One day, Adam's school thought he was retarded and so they put him in a special retard class. The class was called CoPE (Certificate of Personal Effectiveness), which is a course for kids who find GCSEs difficult, and also find tying their shoelaces difficult and probably can't even spell their own names. A lot of kids at Adam's school did CoPE (and probably smoked DoPE as well) and for a short while, Adam was one of these kids.

But the difference between Adam and the other kids is that Adam was actually smart. Okay, in many ways he's a spastic (even to this day he still can't recite the alphabet, nor can he name the twelve months of the year), but he's also intelligent. My brother's autistic, not retarded. There's a difference.

So just like in One Flew Over the Cuckoos Nest, Adam was put into a group of retarded people even though he wasn't retarded. It was like the episode of the Simpsons where Bart's test results get mixed up with Martin's, and Bart ends up going to a school for extremely smart kids, except Adam went to a class for extremely dumb kids instead.

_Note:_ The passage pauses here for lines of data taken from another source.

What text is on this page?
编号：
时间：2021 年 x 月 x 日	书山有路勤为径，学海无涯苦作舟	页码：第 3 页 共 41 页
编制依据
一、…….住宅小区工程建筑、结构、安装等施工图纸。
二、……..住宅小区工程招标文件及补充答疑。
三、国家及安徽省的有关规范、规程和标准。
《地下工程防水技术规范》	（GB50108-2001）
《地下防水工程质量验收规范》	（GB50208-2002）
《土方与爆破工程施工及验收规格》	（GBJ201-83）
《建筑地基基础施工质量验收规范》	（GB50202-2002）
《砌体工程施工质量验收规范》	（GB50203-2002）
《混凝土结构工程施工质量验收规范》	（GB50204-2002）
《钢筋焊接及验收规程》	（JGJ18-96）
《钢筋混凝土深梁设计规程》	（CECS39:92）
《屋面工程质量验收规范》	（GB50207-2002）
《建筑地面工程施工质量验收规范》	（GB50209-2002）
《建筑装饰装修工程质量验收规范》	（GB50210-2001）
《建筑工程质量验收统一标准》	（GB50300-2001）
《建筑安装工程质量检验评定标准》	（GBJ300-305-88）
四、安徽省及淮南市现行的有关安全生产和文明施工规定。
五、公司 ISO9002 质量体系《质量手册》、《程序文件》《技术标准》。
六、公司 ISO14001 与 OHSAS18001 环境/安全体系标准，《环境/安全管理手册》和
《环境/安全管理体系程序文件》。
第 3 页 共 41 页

Adam got bored in the class and at one point, he started making a paper plane out of the worksheet they gave him. Then he walked out of the class halfway through and refused to go back. For this, he got detention, the only detention he ever got at school. Eventually, the school stopped trying to make him go to go to CoPE and they let him take real GCSEs instead. He went on to get 3 A*s and 7 As in GCSEs.

My younger sister, Lisa

If you think my brother was mentally damaged, then you should have seen my younger sister! Wowee! Lisa was a complete mental nutcase. Some parents complain of the terrible twos, but in my sister's case, it was the terrible teens. As a teenager, she would throw extreme tantrums, usually directed at my dad. She'd spit at him: she would prepare a great big gobful of saliva and spit it out at my dad, and it would land on his face, his clothes or the carpet, depending on her aim that day. Even worse, she would throw things at my dad: shoes, keys, anything that was within her reach. The things she threw became more and more dangerous. Once in a while, she would pick up a knife and threatened to throw it at him. If my memory serves me well, then she did throw a knife at him, but it landed on the carpet.

My older sister, Corryn

My older sister, Corryn, left the house as soon as she turned sixteen. That's what I would have done, if I'd had any money. She cited my dad as the reason, claiming that he bullied her. He was fond of giving out cruel insults and taunts to Corryn, perhaps because she wasn't his daughter, or perhaps because she was just annoying. Anyway, moving out was the best thing she could have done. It was good for Corryn because it prevented our family from inflicting further psychological damage on her. And it was good for Lisa because she suddenly had a bedroom to herself. It was the biggest bedroom in the house, too. Out of fairness, Lisa moved into my bedroom and Adam and I moved into the big bedroom, so suddenly Adam and I had a bigger bedroom. We were still in bunkbeds but now we had space for a sofa.